They say it’s always raining somewhere in Hawai’i.  It’s probably more accurate to say that it’s always raining somewhere on each island in Hawai’i, but that’s the cost of having a lush, tropical setting year-round.  And it’s usually still warm and sunny in most locations, while the rain is transient.  I don’t know if November is normally a good time (as far as weather goes) to be on Maui, but last November was one of the wettest they’ve ever had.

We took our first trip on the Road to Hana during this time (because, why not?) and apparently saw some things people don’t normally see due to the heavy rain.  Our guide was pretty awestruck with these waterfalls.  He repeatedly said he’d never seen this much water rushing over them.

Standing by the side of the road to get this shot, it was loud (like a jet engine) and wet.  I mean, it was wet everywhere.  The air was wet, even though it wasn’t raining at that exact moment.  Does it look more dramatic in a vertical format?

We started the day on the Ke’anae Peninsula.  Actually we started the day at about 4:00 in the morning in a Starbucks parking lot because we wanted to be at Ke’anae for sunrise.  When we got there, it was still dark.

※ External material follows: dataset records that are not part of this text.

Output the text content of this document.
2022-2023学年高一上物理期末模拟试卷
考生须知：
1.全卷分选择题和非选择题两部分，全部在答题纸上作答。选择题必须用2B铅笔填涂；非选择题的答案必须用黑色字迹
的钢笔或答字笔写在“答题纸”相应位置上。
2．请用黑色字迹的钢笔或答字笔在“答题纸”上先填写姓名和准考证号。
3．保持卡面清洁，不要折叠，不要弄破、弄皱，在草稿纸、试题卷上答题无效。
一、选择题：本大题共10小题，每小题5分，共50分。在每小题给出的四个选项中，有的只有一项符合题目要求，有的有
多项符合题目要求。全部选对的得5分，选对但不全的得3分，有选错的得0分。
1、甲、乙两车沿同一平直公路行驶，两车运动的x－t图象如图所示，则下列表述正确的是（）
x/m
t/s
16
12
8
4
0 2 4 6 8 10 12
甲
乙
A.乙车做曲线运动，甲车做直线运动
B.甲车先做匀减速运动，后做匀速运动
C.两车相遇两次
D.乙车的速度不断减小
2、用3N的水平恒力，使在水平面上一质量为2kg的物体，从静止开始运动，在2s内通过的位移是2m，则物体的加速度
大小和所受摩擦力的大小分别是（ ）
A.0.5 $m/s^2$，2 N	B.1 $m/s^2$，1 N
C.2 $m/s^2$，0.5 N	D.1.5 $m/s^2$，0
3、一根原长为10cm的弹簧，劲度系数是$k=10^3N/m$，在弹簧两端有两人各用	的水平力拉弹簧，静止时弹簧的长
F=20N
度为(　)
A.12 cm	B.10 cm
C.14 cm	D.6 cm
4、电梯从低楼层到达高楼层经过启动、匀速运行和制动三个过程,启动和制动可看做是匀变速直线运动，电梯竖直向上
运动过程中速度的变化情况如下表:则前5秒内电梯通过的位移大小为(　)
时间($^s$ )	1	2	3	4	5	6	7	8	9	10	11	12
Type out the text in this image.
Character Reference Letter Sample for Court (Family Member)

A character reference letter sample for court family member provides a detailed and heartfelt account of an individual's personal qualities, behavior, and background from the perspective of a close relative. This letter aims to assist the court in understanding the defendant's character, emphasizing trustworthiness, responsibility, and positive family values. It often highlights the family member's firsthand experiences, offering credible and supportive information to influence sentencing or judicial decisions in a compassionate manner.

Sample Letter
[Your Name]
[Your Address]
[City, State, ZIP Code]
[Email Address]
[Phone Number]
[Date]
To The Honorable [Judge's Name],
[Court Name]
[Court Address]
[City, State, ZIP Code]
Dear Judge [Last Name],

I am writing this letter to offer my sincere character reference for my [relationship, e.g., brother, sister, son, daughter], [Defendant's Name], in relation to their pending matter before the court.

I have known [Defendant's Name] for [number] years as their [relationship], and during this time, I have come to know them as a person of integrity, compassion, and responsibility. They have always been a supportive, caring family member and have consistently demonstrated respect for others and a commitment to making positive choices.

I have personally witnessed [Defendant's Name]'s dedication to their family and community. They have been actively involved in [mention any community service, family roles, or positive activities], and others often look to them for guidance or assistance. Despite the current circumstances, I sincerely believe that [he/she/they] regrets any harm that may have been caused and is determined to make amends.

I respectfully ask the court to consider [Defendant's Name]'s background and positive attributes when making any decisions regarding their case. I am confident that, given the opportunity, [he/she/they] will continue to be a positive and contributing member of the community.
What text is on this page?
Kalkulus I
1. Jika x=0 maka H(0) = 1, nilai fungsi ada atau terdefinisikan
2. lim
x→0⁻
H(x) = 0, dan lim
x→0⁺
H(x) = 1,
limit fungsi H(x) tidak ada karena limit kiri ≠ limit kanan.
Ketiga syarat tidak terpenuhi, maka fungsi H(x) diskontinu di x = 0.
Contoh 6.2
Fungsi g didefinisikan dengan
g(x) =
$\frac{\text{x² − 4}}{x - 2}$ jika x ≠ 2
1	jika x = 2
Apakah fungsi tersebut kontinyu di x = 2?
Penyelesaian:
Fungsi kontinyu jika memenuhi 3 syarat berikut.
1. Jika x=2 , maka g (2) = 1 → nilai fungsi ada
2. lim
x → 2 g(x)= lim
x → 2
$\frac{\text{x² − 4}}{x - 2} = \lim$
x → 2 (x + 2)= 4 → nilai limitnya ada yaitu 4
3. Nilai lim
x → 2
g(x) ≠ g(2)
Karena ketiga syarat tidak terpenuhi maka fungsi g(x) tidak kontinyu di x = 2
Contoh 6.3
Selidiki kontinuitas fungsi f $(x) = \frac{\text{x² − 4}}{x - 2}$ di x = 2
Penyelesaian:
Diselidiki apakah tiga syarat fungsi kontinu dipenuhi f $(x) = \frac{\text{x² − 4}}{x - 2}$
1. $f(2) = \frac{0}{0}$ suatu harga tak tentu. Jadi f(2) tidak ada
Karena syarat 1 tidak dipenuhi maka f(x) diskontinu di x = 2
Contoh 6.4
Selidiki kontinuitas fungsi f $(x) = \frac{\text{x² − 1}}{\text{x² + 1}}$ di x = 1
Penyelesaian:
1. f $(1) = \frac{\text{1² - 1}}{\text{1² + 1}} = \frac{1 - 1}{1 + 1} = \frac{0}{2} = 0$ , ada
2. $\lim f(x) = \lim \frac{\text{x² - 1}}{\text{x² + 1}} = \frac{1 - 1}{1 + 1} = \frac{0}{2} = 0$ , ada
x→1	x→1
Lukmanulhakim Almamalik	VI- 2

Eventually it got lighter as the sun came up, but we never really got a sunrise.  Although that didn’t happen, the surf was certainly active, and that gave us a different kind of show.

Seriously, the waves that morning were most impressive.  Check out the height of the waves compared to the houses in this next one.

I took about 3 million shots of the above three things.  I just couldn’t leave that spot because it was so awesome.  Even though we didn’t get a gorgeous sunrise that day, the light was still beautiful.  When I was able to break myself away from looking at the waves, here’s how the scene looked with the sunrise light on it.

Perhaps that’s not the prettiest scene ever, but the light – the light!

It actually didn’t rain on us for our entire Road-to-Hana trip.  And what a trip it was!  I’ll be sharing the rest of the things we saw that day soon.